Cox and Taylor keep up jabs at first debate

ALBANY - The negative tone that has dominated the Democratic gubernatorial race for weeks continued Wednesday as Lt. Gov. Mark Taylor and Secretary of State Cathy Cox squared off in their first televised debate.

In her closing statement, following an hour of questions and answers aired statewide, Cox went after Taylor in his hometown.

"Do we want for governor an old-style politician who has used his position to benefit himself, his family and his friends?'' she asked, echoing themes of campaign ads she has used to hammer the lieutenant governor.

Taylor took exception to what he said were three weeks of ads the Cox campaign has run attacking not only him but his father and sister.

"We've even notified the family dog to be on alert,'' he said to laughter from the audience at the Albany Municipal Auditorium.

Cox and Taylor shared the stage Wednesday with two lesser-known candidates in the July 18 primary, Marietta businessman Bill Bolton and retiree Mac McCarley of Stockbridge.

The winner of the Democratic nomination is expected to face Republican Gov. Sonny Perdue in November. Perdue is heavily favored to beat back a GOP primary challenge from Ray McBerry of Stockbridge.

Wednesday's debate will be followed in short order by two more debates between the Democratic candidates for governor.

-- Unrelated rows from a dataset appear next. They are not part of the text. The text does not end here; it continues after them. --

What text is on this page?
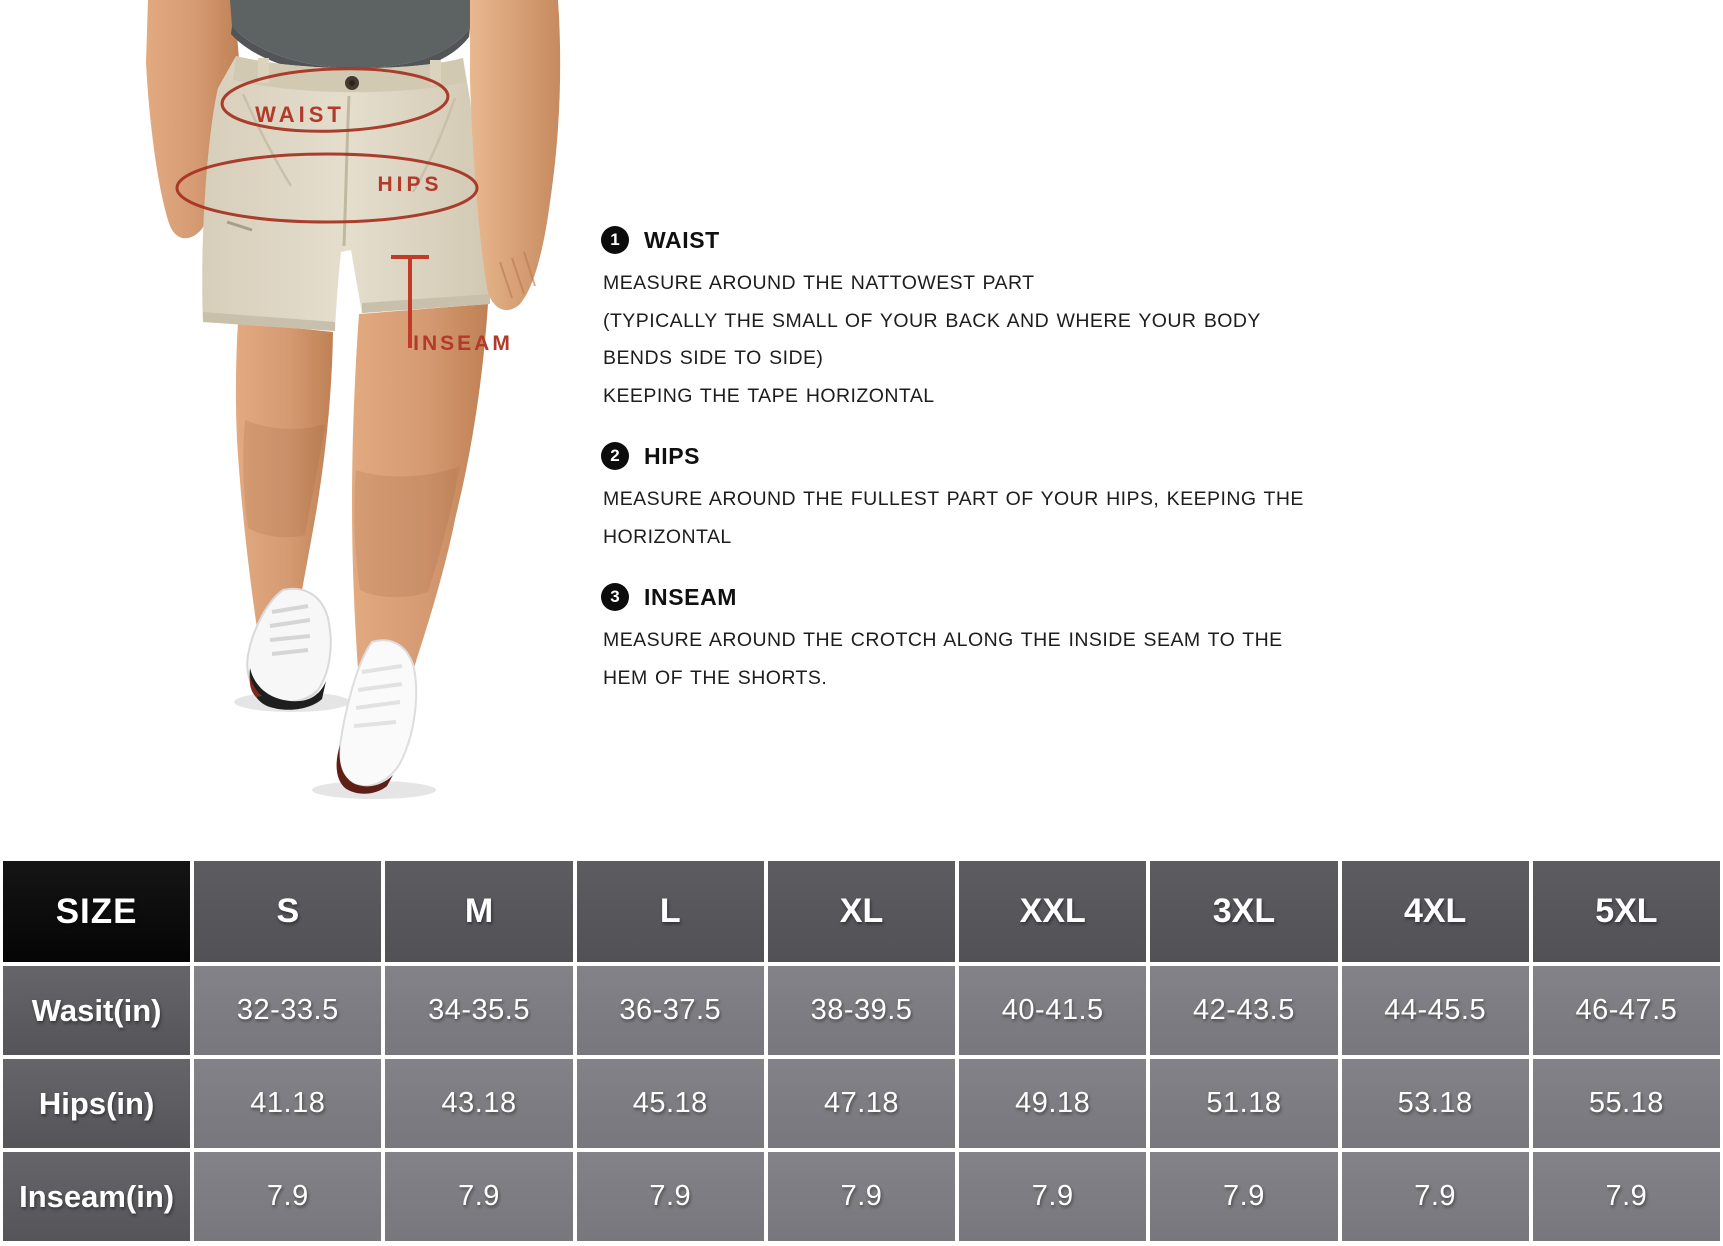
WAIST
HIPS
INSEAM
1	WAIST
MEASURE AROUND THE NATTOWEST PART
(TYPICALLY THE SMALL OF YOUR BACK AND WHERE YOUR BODY
BENDS SIDE TO SIDE)
KEEPING THE TAPE HORIZONTAL
2	HIPS
MEASURE AROUND THE FULLEST PART OF YOUR HIPS, KEEPING THE
HORIZONTAL
3	INSEAM
MEASURE AROUND THE CROTCH ALONG THE INSIDE SEAM TO THE
HEM OF THE SHORTS.
SIZE	S	M	L	XL	XXL	3XL	4XL	5XL
Wasit(in)	32-33.5	34-35.5	36-37.5	38-39.5	40-41.5	42-43.5	44-45.5	46-47.5
Hips(in)	41.18	43.18	45.18	47.18	49.18	51.18	53.18	55.18
Inseam(in)	7.9	7.9	7.9	7.9	7.9	7.9	7.9	7.9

The four will meet again on Saturday inside the studios of WSB-TV in Atlanta and again in the capital on Sunday night at Georgia Public Television's headquarters.

Education drew the most attention Wednesday, with the panel of four journalists asking several questions on the issue.

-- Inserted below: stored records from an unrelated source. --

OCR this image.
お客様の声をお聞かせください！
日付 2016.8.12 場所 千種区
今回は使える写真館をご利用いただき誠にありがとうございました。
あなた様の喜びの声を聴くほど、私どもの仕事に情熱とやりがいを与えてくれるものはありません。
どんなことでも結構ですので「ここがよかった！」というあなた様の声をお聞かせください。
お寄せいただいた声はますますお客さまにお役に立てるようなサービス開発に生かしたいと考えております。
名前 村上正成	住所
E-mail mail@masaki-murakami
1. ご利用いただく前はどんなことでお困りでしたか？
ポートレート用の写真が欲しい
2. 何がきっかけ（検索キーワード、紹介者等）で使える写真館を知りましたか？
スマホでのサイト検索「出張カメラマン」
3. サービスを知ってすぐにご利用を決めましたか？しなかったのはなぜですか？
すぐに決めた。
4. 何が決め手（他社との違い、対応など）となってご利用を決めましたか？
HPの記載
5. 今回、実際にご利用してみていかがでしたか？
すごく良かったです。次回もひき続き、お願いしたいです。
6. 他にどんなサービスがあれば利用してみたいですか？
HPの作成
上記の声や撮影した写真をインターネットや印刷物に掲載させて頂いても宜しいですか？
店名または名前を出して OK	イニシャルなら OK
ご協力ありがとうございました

Taylor emphasized his record during 12 years in the state Senate representing Albany and eight years as lieutenant governor. He talked about his role in creating the lottery-funded HOPE Scholarship and pre-kindergarten programs and his proposal for a constitutional amendment limiting class sizes in grades K-3.

"All of the studies show that lower class sizes ... (are) critical to the success of teachers and, ultimately, of students,'' he said.

Cox said she wants to create a stronger link between Georgia high schools and technical colleges, so that students could learn skills while in school that would make them ready for high-paying jobs when they graduate.

Cox and Taylor took Perdue to task for pushing to reduce class sizes this year after urging the General Assembly to hold off on planned reductions during his first three years in office. At the time, the governor cited the need for budget austerity brought on by sluggish state tax revenues.

"We are long overdue for a governor who is not focused on election-year gimmickry for education,'' Cox said. "Let's have a governor who is willing to take the long view.''

But Republicans point to the bottom line on education spending, which has gone up 18 percent since Perdue took office in 2003, and to the class-size reductions he steered through the legislature this year.

"Obviously, Mark and Cathy have not been at the Capitol,'' said Clelia Davis, spokeswoman for the Georgia Republican Party. "All the things they're saying Governor Perdue has already done.''

Taylor and Cox also took similar stands on several other issues, including the need for Congress to step up on illegal immigration, opposition to gay marriage and that abortion should be "safe, legal and rare,'' a phrase used by both.

Early in the debate, Taylor said he hoped the candidates would stick to issues and not resort to "personal attacks.''

But in response to a question about negative campaign ads, he and Cox accused each other of putting out lies. Taylor complained that Cox's ads haven't been limited to him but have targeted members of his family.

"Every ad I've put on the air is about issues,'' Taylor said.

"Mark plays the victim rather well,'' Cox shot back. "He is so intertwined with all his family businesses that it's absolutely fair discussion.''

McCarley, who said he's running for governor to push for more benefits for veterans returning from Iraq, criticized Cox and Taylor for the negative campaigning.

"It doesn't get anything done when they argue among themselves,'' McCarley said.

Bolton said the attacks actually play to his advantage because they give him more time to get out his message on issues.